Penn Stater Conference Center celebrates 20 years of bridging academia, world

The Penn Stater Conference Center Hotel has been in operation for 20 years.  Credit: Penn State. Creative Commons

UNIVERSITY PARK, Pa. – Twenty years ago, Penn State opened the doors of its new state-of-the-art conference center, the future Penn Stater Conference Center Hotel. Days later, the center welcomed guests to its first conference.

“Within a year, we had conferences from most of the colleges,” said Mike Ostroski, Penn State’s director of Conferences and Institutes for 18 years. “That was the purpose — to highlight the academic strength of Penn State. It was planned and executed as a place where faculty could highlight their research.”

The center, which opened on May 7, 1994, was envisioned as a bridge between academia and the outside world as part of the University’s land-grant mission of teaching, research and public service. “It’s about the creation and dissemination of knowledge in a variety of ways, not just in the classroom,” said Jim Ryan, vice president emeritus for Penn State Outreach.

The center has hosted major conferences on a wide range of subjects over the past two decades — from autism and emissions testing to alternative health and civil rights. Notable conference guests have included President Bill Clinton, who attended the National Governor’s Conference in 2000, Deepak Chopra and alternative health guru Andrew Weil.

The center, built at a cost of $43 million, was originally operated by the Scanticon International management company and called the Penn State Scanticon Conference Center Hotel. In 1997 it was brought under university management and renamed The Penn Stater.

It was the largest conference center at a public institution when it was built — able to host conferences of more than 1,000 people — and with room outside for attendees to set up large equipment such as the smokestacks that are a feature of the annual Visible Emissions Training Program, or “Smoke School.” “We were used as an example throughout the country on how to do conferencing,” said Ostroski.

Also appearing at the 2000 governor’s conference with Clinton were Alan Greenspan, Colin Powell and 40 of the nation’s governors. Ostroski remembered heavy extra security, including police on the roofs.

In June 1994, just a month after opening, the conference center hosted the first International Distance Education Conference.

“What happened at the conference provides a glimpse — a vision — of the future of higher education, and indeed, of education generally,” education professor emeritus Michael G. Moore, founder of the American Center for Study of Distance Education, wrote at the time. “We have stimulated the first thinking about what is, without doubt, to be a frontier of new development in the decade ahead.”

The Mid-Atlantic Association of Forensic Scientists held its annual conference at The Penn Stater in May 2010 and will do so again this year. Discussions at that conference strengthened ties between Penn State’s Forensic Science program and the Pennsylvania State Police, leading in the past year to internships for Penn State students in state police labs, continuing education for state police scientists and law enforcement personnel, and collaborative research, according to Mitchell Holland, director of the Forensic Science program.

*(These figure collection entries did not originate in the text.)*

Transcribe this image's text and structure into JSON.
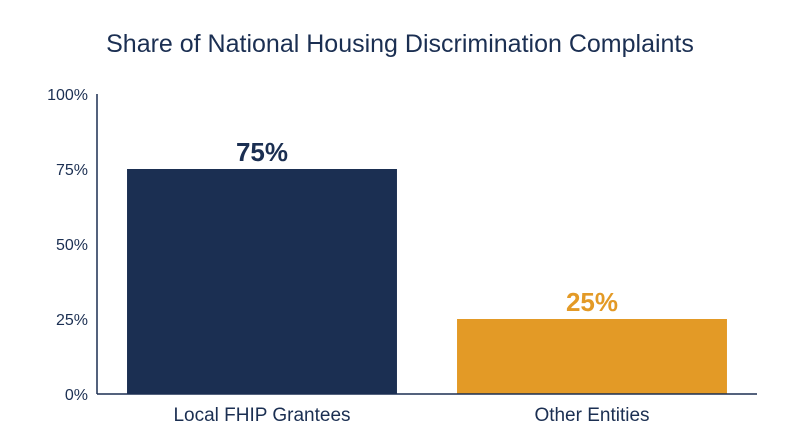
{
  "chart_data": {
    "type": "bar",
    "title": "Share of National Housing Discrimination Complaints",
    "categories": [
      "Local FHIP Grantees",
      "Other Entities"
    ],
    "values": [
      75,
      25
    ],
    "data_labels": [
      "75%",
      "25%"
    ],
    "bar_colors": [
      "#1b2f52",
      "#e39a26"
    ],
    "ylim": [
      0,
      100
    ],
    "yticks": [
      0,
      25,
      50,
      75,
      100
    ],
    "ytick_labels": [
      "0%",
      "25%",
      "50%",
      "75%",
      "100%"
    ],
    "xlabel": "",
    "ylabel": "",
    "grid": false,
    "legend": "none"
  },
  "colors": {
    "text": "#1b2f52",
    "axis": "#1b2f52"
  }
}
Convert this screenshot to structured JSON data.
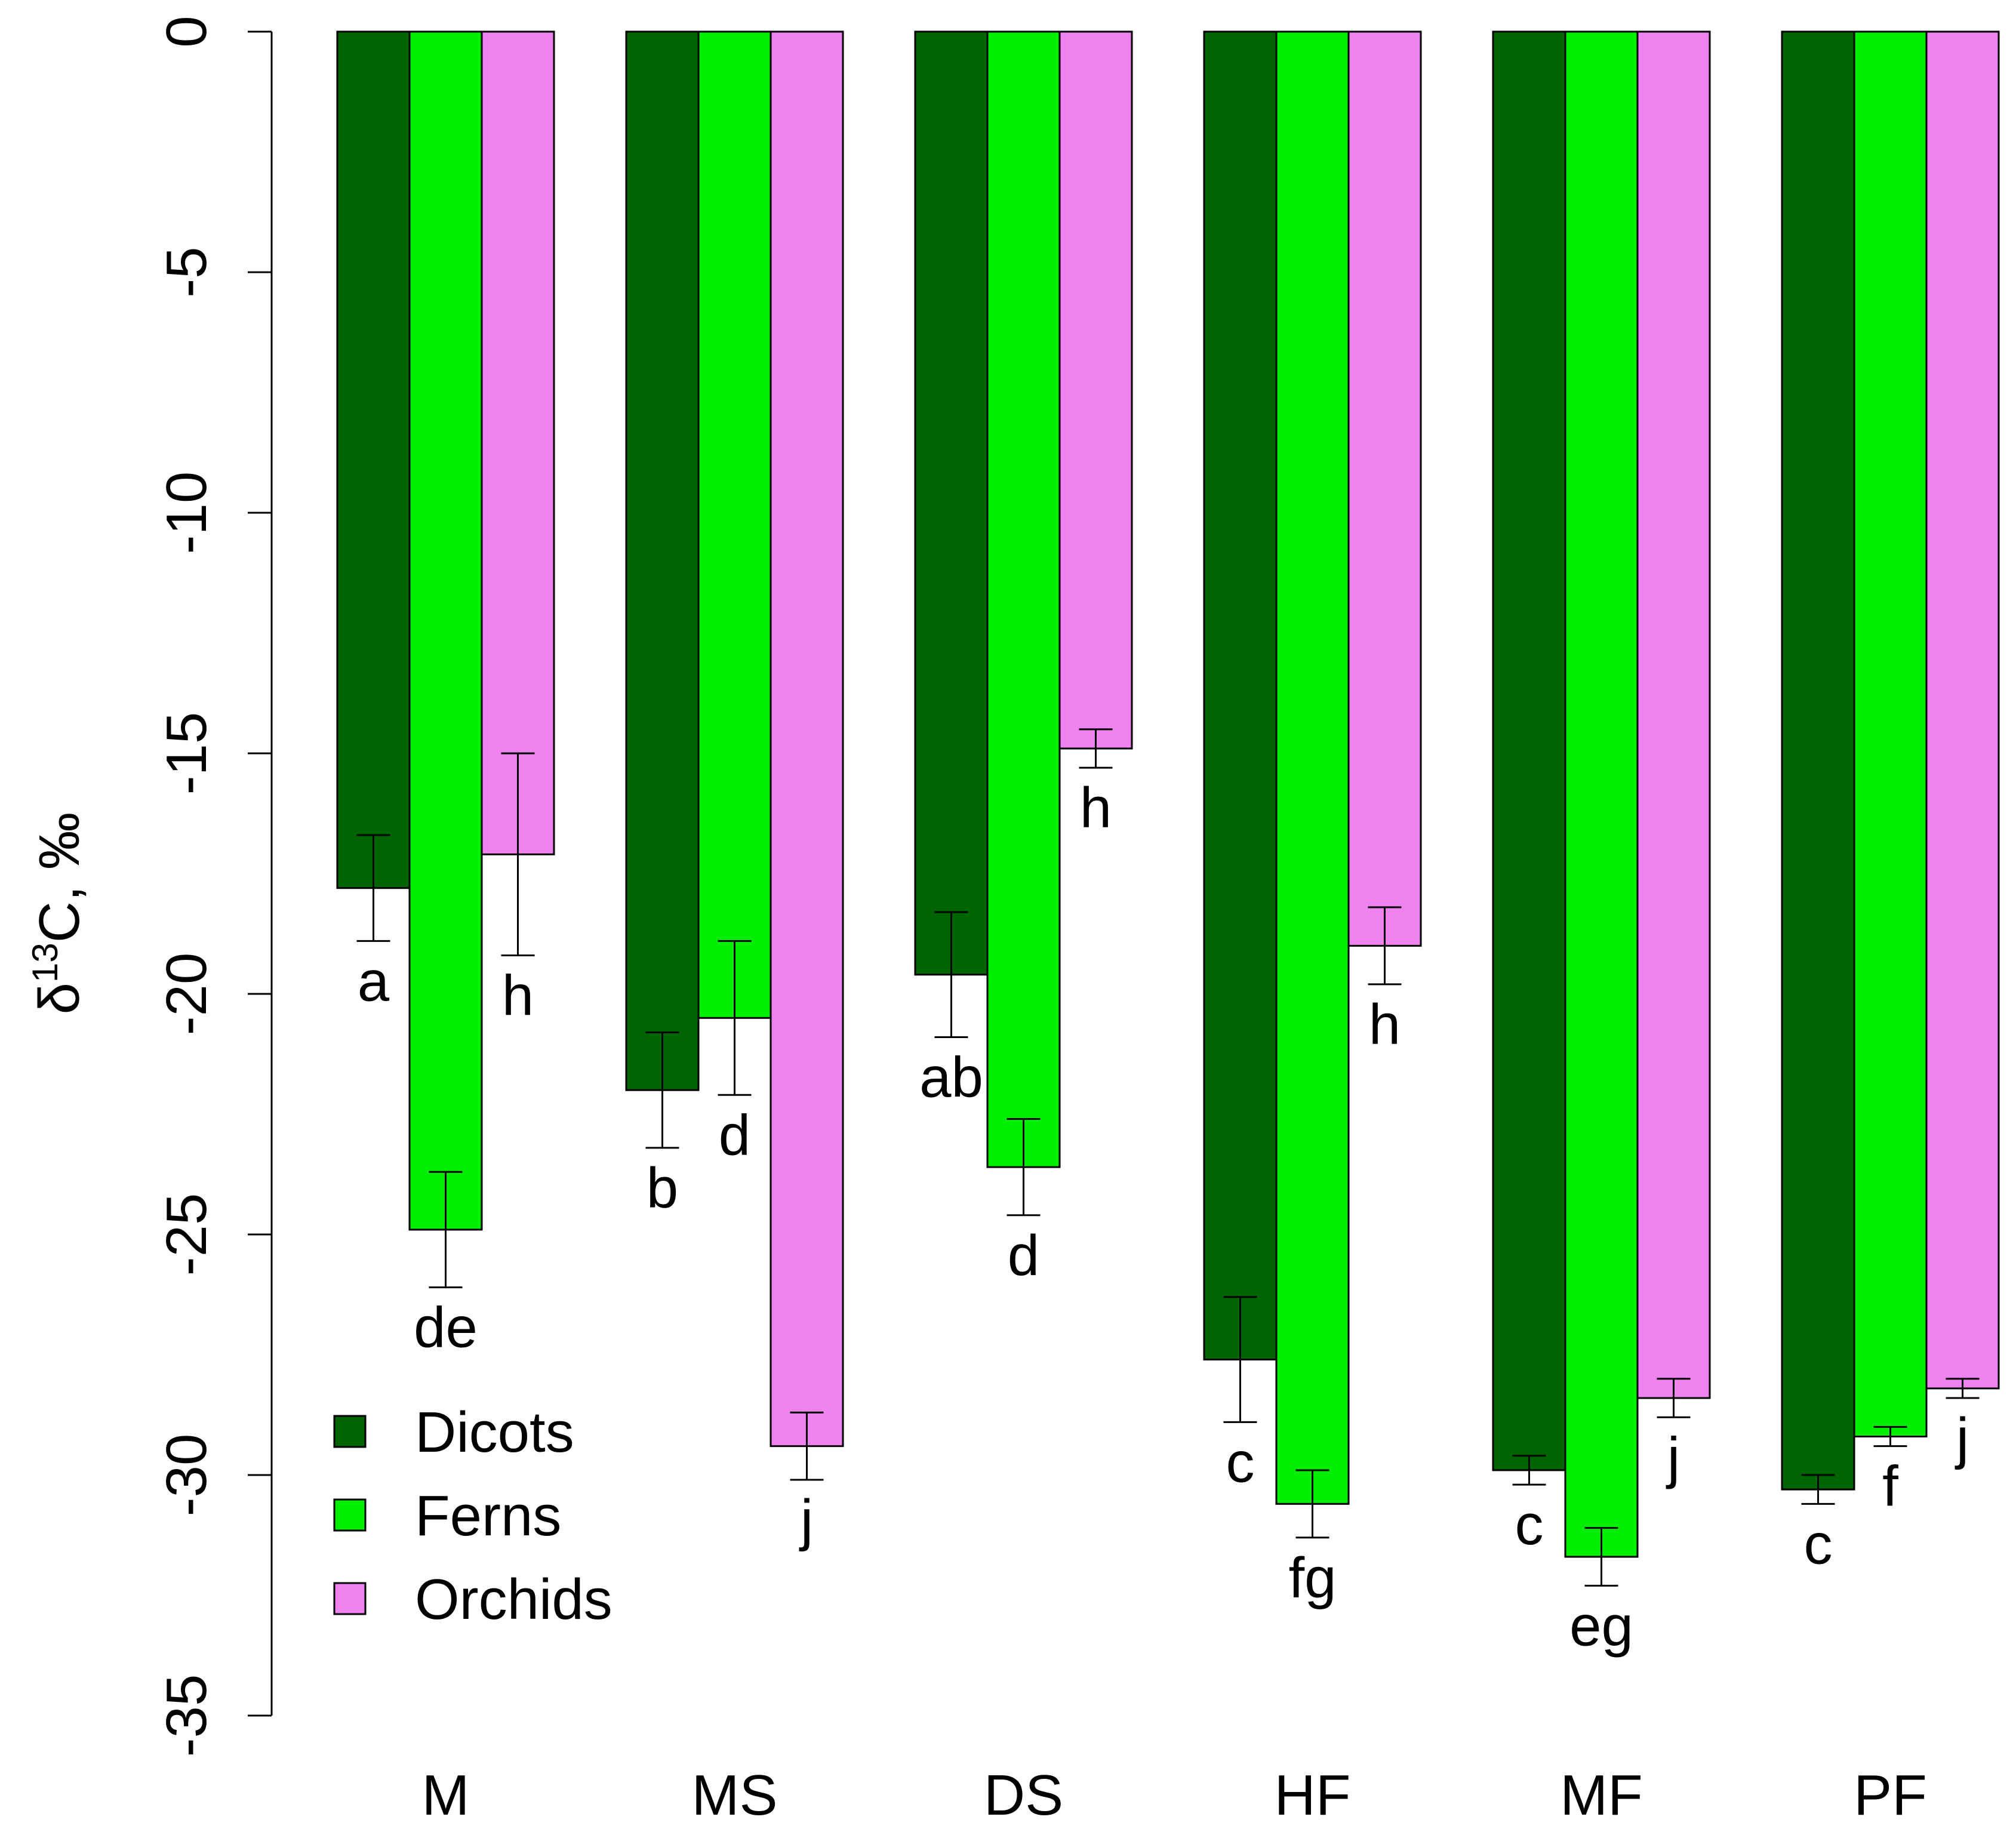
{
  "chart_data": {
    "type": "bar",
    "title": "",
    "xlabel": "",
    "ylabel_prefix": "δ",
    "ylabel_sup": "13",
    "ylabel_suffix": "C, ‰",
    "ylim": [
      -35,
      0
    ],
    "yticks": [
      0,
      -5,
      -10,
      -15,
      -20,
      -25,
      -30,
      -35
    ],
    "ytick_labels": [
      "0",
      "-5",
      "-10",
      "-15",
      "-20",
      "-25",
      "-30",
      "-35"
    ],
    "categories": [
      "M",
      "MS",
      "DS",
      "HF",
      "MF",
      "PF"
    ],
    "legend_position": "bottom-left",
    "series": [
      {
        "name": "Dicots",
        "color": "#006400",
        "values": [
          -17.8,
          -22.0,
          -19.6,
          -27.6,
          -29.9,
          -30.3
        ],
        "errors": [
          1.1,
          1.2,
          1.3,
          1.3,
          0.3,
          0.3
        ],
        "letters": [
          "a",
          "b",
          "ab",
          "c",
          "c",
          "c"
        ]
      },
      {
        "name": "Ferns",
        "color": "#00EE00",
        "values": [
          -24.9,
          -20.5,
          -23.6,
          -30.6,
          -31.7,
          -29.2
        ],
        "errors": [
          1.2,
          1.6,
          1.0,
          0.7,
          0.6,
          0.2
        ],
        "letters": [
          "de",
          "d",
          "d",
          "fg",
          "eg",
          "f"
        ]
      },
      {
        "name": "Orchids",
        "color": "#EE82EE",
        "values": [
          -17.1,
          -29.4,
          -14.9,
          -19.0,
          -28.4,
          -28.2
        ],
        "errors": [
          2.1,
          0.7,
          0.4,
          0.8,
          0.4,
          0.2
        ],
        "letters": [
          "h",
          "j",
          "h",
          "h",
          "j",
          "j"
        ]
      }
    ]
  }
}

The National Autism Conference, now in its 18th year, draws thousands of educators, parents and students to Penn State each year. David L. Lee, associate professor of special education and director of Penn State’s Applied Behavior Analysis program, said the autism conference and other conferences are a great example of the University’s land grant mission.

“If the goal is to make things better for the commonwealth, this is a shining example,” he said. “That’s why we’re here.”